Bad segue in 3... 2... 1...

I learned something. I'm always telling myself negative things. Things like "I'm awkward around people," and "I'm useless." One of my therapists (yes, I have two. Judge me.) told me to start putting "I tell myself that..." in front of every negative thought. I've been really watching my thoughts and I've found that I'm ridiculously self-deprecating! I mean... I tell myself that I'm ridiculously self-deprecating. She says that wording it that way distances you from the thought so it's easier to overcome. Just in the last three days, I've managed to distance myself from a few negative thoughts that I think all the time. Try it!

So... I have Instagram. I post random things and would love to share my journey with anyone willing to put up with me. Find me @rie_define.

Thursday, January 7, 2016

Wait, What?

I missed announcing my 200th post! This is my 203rd, so I guess it's close enough.

Oh.

I have a tendency to not notice things. Like, when I was a senior in high school, I took my dad's old video camera to school. This was a model circa 1998. While I was using it, some snobbish girl laughed and said, "That thing is huge." I looked at it and with no understanding why she would say this, I said, "No it's not." I didn't think it was that big. It's not like it required its own zip code.

Then there's music. I've said before how I have more music than most people know exists, but 99.9% of the time, I cannot tell you what genre something is. I only know when iTunes tells me.

The biggest, and usually most embarrassing thing I don't notice, is people's race. I have a friend who, after I'd known her for quite a while, had to point out why she hates wearing her glasses. She's part Asian and her nose doesn't hold the glasses up. I had no idea.

Why do I not notice these things? Because I frankly don't care. I'm proud of my possessions, no matter how outdated. I like music, not genres. And I only care about how a person treats others.

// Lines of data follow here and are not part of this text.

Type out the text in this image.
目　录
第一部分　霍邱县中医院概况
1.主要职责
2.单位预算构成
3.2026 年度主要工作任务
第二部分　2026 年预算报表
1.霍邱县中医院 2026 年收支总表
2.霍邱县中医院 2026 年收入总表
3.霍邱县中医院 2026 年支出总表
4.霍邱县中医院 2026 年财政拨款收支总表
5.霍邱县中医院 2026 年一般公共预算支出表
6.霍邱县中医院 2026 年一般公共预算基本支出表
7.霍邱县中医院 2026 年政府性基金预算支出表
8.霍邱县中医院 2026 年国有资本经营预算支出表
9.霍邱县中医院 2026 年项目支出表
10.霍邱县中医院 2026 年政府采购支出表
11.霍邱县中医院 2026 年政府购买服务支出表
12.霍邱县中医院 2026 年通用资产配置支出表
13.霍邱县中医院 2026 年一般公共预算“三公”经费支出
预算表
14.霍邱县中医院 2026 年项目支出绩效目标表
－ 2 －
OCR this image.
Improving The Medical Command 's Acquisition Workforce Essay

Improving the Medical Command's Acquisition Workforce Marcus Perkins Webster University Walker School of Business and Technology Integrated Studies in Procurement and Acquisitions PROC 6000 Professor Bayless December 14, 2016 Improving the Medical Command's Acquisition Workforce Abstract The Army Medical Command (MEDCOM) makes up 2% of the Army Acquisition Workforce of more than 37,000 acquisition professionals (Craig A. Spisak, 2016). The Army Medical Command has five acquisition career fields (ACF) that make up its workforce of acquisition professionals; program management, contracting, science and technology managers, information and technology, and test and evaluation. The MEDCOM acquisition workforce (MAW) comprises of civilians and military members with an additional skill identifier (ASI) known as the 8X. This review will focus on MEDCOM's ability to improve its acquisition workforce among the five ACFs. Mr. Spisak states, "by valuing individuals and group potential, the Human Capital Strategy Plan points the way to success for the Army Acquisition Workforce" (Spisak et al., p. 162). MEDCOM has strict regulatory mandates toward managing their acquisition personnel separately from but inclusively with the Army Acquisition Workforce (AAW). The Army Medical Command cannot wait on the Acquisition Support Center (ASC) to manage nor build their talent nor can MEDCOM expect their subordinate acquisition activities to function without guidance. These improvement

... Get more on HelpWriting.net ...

Side note: I've written this whole thing on my phone while waiting for a doctor, so forgive the lack of musical punctuation that I usually do.

Saturday, January 2, 2016

Happy New Year!

Resolutions.

Last year, my resolution was to read two whole books. Now, anyone who knows me knows that I'm not much of a reader and I read slowly. Well, I procrastinated until November to really start reading. I was afraid I wouldn't make it, but by the end of December 31st, I had read four and a half books! Like, real books! Without pictures! I'm now on the sixth and final book of Chelsea Cain's "Archie Sheridan/Gretchen Lowell" series! I highly recommend this series to anyone who likes a good serial killer thriller! Chelsea Cain has me, a non-reader, turning pages!

In order, the books are:
Heartsick
Sweetheart
Evil At Heart
The Night Season
Kill You Twice
Let Me Go

Now that I'm done placing this author on a pedestal...

This year, my goal is to learn my triggers... and read two more books. I still think New Year's resolutions are stupid because, if you want to change something, do it. You don't need to wait for January 1st.

I have also started exercising! I've been doing it for a couple of weeks. It's helping even out my moods, too! Absolutely no need to wait until the new year to work on a new you.